Em março, pesquisadores da Cisco-Talos encontraram malware dentro de um cheat software para vários jogos.

E no início deste mês, outra campanha de hacking incipiente visando jogadores que usam a plataforma Steam foi descoberta por uma equipe da G Data Software.

Em seu último relatório de ameaças cibernéticas, a empresa de segurança cibernética Akamai afirma ter detectado um aumento de 340% nos ataques a marcas de jogos e jogadores desde 2019.

Muitos dos ataques cibernéticos envolveram o roubo de contas de jogos por seus itens de alto valor no jogo, que são então vendidos em fóruns de hackers.

“Os criminosos estão visando os jogadores em um ritmo cada vez maior”, disse Steve Ragan, pesquisador de segurança da Akamai.

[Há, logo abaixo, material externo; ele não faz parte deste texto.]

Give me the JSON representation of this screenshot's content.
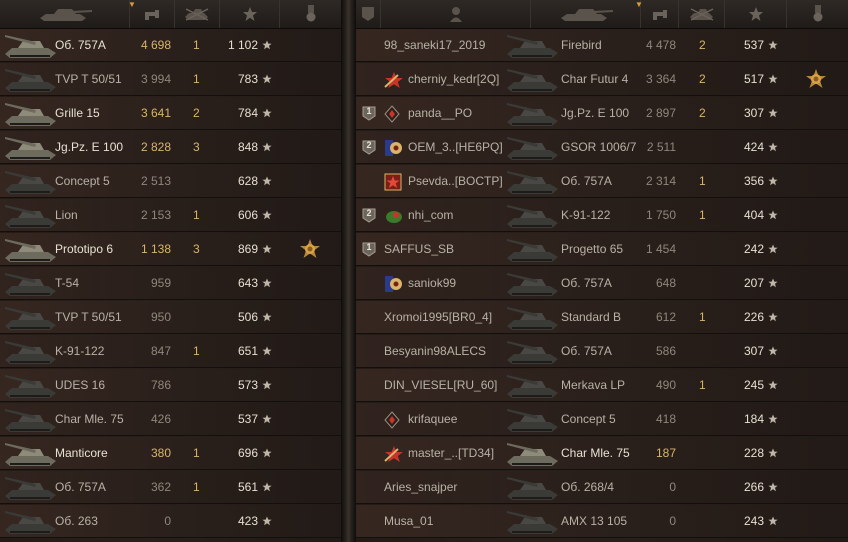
{
  "left": {
    "rows": [
      {
        "tank": "Об. 757А",
        "damage": "4 698",
        "kills": "1",
        "xp": "1 102",
        "alive": true,
        "hi": true,
        "medal": false
      },
      {
        "tank": "TVP T 50/51",
        "damage": "3 994",
        "kills": "1",
        "xp": "783",
        "alive": false,
        "hi": false,
        "medal": false
      },
      {
        "tank": "Grille 15",
        "damage": "3 641",
        "kills": "2",
        "xp": "784",
        "alive": true,
        "hi": true,
        "medal": false
      },
      {
        "tank": "Jg.Pz. E 100",
        "damage": "2 828",
        "kills": "3",
        "xp": "848",
        "alive": true,
        "hi": true,
        "medal": false
      },
      {
        "tank": "Concept 5",
        "damage": "2 513",
        "kills": "",
        "xp": "628",
        "alive": false,
        "hi": false,
        "medal": false
      },
      {
        "tank": "Lion",
        "damage": "2 153",
        "kills": "1",
        "xp": "606",
        "alive": false,
        "hi": false,
        "medal": false
      },
      {
        "tank": "Prototipo 6",
        "damage": "1 138",
        "kills": "3",
        "xp": "869",
        "alive": true,
        "hi": true,
        "medal": true
      },
      {
        "tank": "T-54",
        "damage": "959",
        "kills": "",
        "xp": "643",
        "alive": false,
        "hi": false,
        "medal": false
      },
      {
        "tank": "TVP T 50/51",
        "damage": "950",
        "kills": "",
        "xp": "506",
        "alive": false,
        "hi": false,
        "medal": false
      },
      {
        "tank": "K-91-122",
        "damage": "847",
        "kills": "1",
        "xp": "651",
        "alive": false,
        "hi": false,
        "medal": false
      },
      {
        "tank": "UDES 16",
        "damage": "786",
        "kills": "",
        "xp": "573",
        "alive": false,
        "hi": false,
        "medal": false
      },
      {
        "tank": "Char Mle. 75",
        "damage": "426",
        "kills": "",
        "xp": "537",
        "alive": false,
        "hi": false,
        "medal": false
      },
      {
        "tank": "Manticore",
        "damage": "380",
        "kills": "1",
        "xp": "696",
        "alive": true,
        "hi": true,
        "medal": false
      },
      {
        "tank": "Об. 757А",
        "damage": "362",
        "kills": "1",
        "xp": "561",
        "alive": false,
        "hi": false,
        "medal": false
      },
      {
        "tank": "Об. 263",
        "damage": "0",
        "kills": "",
        "xp": "423",
        "alive": false,
        "hi": false,
        "medal": false
      }
    ]
  },
  "right": {
    "rows": [
      {
        "platoon": "",
        "badge": "",
        "player": "98_saneki17_2019",
        "tank": "Firebird",
        "damage": "4 478",
        "kills": "2",
        "xp": "537",
        "alive": false,
        "hi": false,
        "medal": false
      },
      {
        "platoon": "",
        "badge": "red-star",
        "player": "cherniy_kedr[2Q]",
        "tank": "Char Futur 4",
        "damage": "3 364",
        "kills": "2",
        "xp": "517",
        "alive": false,
        "hi": false,
        "medal": true
      },
      {
        "platoon": "1",
        "badge": "diamond",
        "player": "panda__PO",
        "tank": "Jg.Pz. E 100",
        "damage": "2 897",
        "kills": "2",
        "xp": "307",
        "alive": false,
        "hi": false,
        "medal": false
      },
      {
        "platoon": "2",
        "badge": "flower",
        "player": "OEM_3..[HE6PQ]",
        "tank": "GSOR 1006/7",
        "damage": "2 511",
        "kills": "",
        "xp": "424",
        "alive": false,
        "hi": false,
        "medal": false
      },
      {
        "platoon": "",
        "badge": "red-star-box",
        "player": "Psevda..[BOCTP]",
        "tank": "Об. 757А",
        "damage": "2 314",
        "kills": "1",
        "xp": "356",
        "alive": false,
        "hi": false,
        "medal": false
      },
      {
        "platoon": "2",
        "badge": "green-dot",
        "player": "nhi_com",
        "tank": "K-91-122",
        "damage": "1 750",
        "kills": "1",
        "xp": "404",
        "alive": false,
        "hi": false,
        "medal": false
      },
      {
        "platoon": "1",
        "badge": "",
        "player": "SAFFUS_SB",
        "tank": "Progetto 65",
        "damage": "1 454",
        "kills": "",
        "xp": "242",
        "alive": false,
        "hi": false,
        "medal": false
      },
      {
        "platoon": "",
        "badge": "flower",
        "player": "saniok99",
        "tank": "Об. 757А",
        "damage": "648",
        "kills": "",
        "xp": "207",
        "alive": false,
        "hi": false,
        "medal": false
      },
      {
        "platoon": "",
        "badge": "",
        "player": "Xromoi1995[BR0_4]",
        "tank": "Standard B",
        "damage": "612",
        "kills": "1",
        "xp": "226",
        "alive": false,
        "hi": false,
        "medal": false
      },
      {
        "platoon": "",
        "badge": "",
        "player": "Besyanin98ALECS",
        "tank": "Об. 757А",
        "damage": "586",
        "kills": "",
        "xp": "307",
        "alive": false,
        "hi": false,
        "medal": false
      },
      {
        "platoon": "",
        "badge": "",
        "player": "DIN_VIESEL[RU_60]",
        "tank": "Merkava LP",
        "damage": "490",
        "kills": "1",
        "xp": "245",
        "alive": false,
        "hi": false,
        "medal": false
      },
      {
        "platoon": "",
        "badge": "diamond",
        "player": "krifaquee",
        "tank": "Concept 5",
        "damage": "418",
        "kills": "",
        "xp": "184",
        "alive": false,
        "hi": false,
        "medal": false
      },
      {
        "platoon": "",
        "badge": "red-star",
        "player": "master_..[TD34]",
        "tank": "Char Mle. 75",
        "damage": "187",
        "kills": "",
        "xp": "228",
        "alive": true,
        "hi": true,
        "medal": false
      },
      {
        "platoon": "",
        "badge": "",
        "player": "Aries_snajper",
        "tank": "Об. 268/4",
        "damage": "0",
        "kills": "",
        "xp": "266",
        "alive": false,
        "hi": false,
        "medal": false
      },
      {
        "platoon": "",
        "badge": "",
        "player": "Musa_01",
        "tank": "AMX 13 105",
        "damage": "0",
        "kills": "",
        "xp": "243",
        "alive": false,
        "hi": false,
        "medal": false
      }
    ]
  },
  "icons": {
    "header": [
      "tank-icon",
      "damage-icon",
      "kills-icon",
      "star-icon",
      "medal-icon",
      "platoon-icon",
      "player-icon"
    ],
    "xp_star": "star-icon"
  },
  "colors": {
    "highlight": "#d8b56a",
    "text": "#e6e0d2",
    "dim": "#8f877c"
  }
}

“Os jogadores são um grupo demográfico conhecido por gastar dinheiro em seu hobby e são altamente engajados, o que os torna um recurso consistente para a mineração da economia do crime.”

Evitando o Crackonosh

A principal dica é óbvia: Não baixe softwares ou jogos pirata. Muito menos de sites não oficiais. Essa prática por si só já diminui muito a chance de ser infectado. Outra dica é evitar usar pendrives de desconhecidos ou de colocar os seus pendrives em computadores que não conhece ou que podem não ser seguros.

Em ambientes corporativos o Crackonosh pode ser devastador. Caso infecte um servidor de alta potência, pode comprometer todos os processos e gerar prejuízos enormes.

A principal agenda do Crackonosh é a evasão e é por isso que ela permaneceu oculta com sucesso desde 2018. Para que o setor de segurança cibernética enfrente esses eventos em tempo real, é necessária uma mudança de paradigma. Transferir a pressão para o território do desenvolvedor de malware é exatamente o que alguns softwares de segurança fazem. Estes softwares simulam um ambiente sandbox para cada processo no sistema, evitamos que infecções vivas detonem em endpoints corporativos.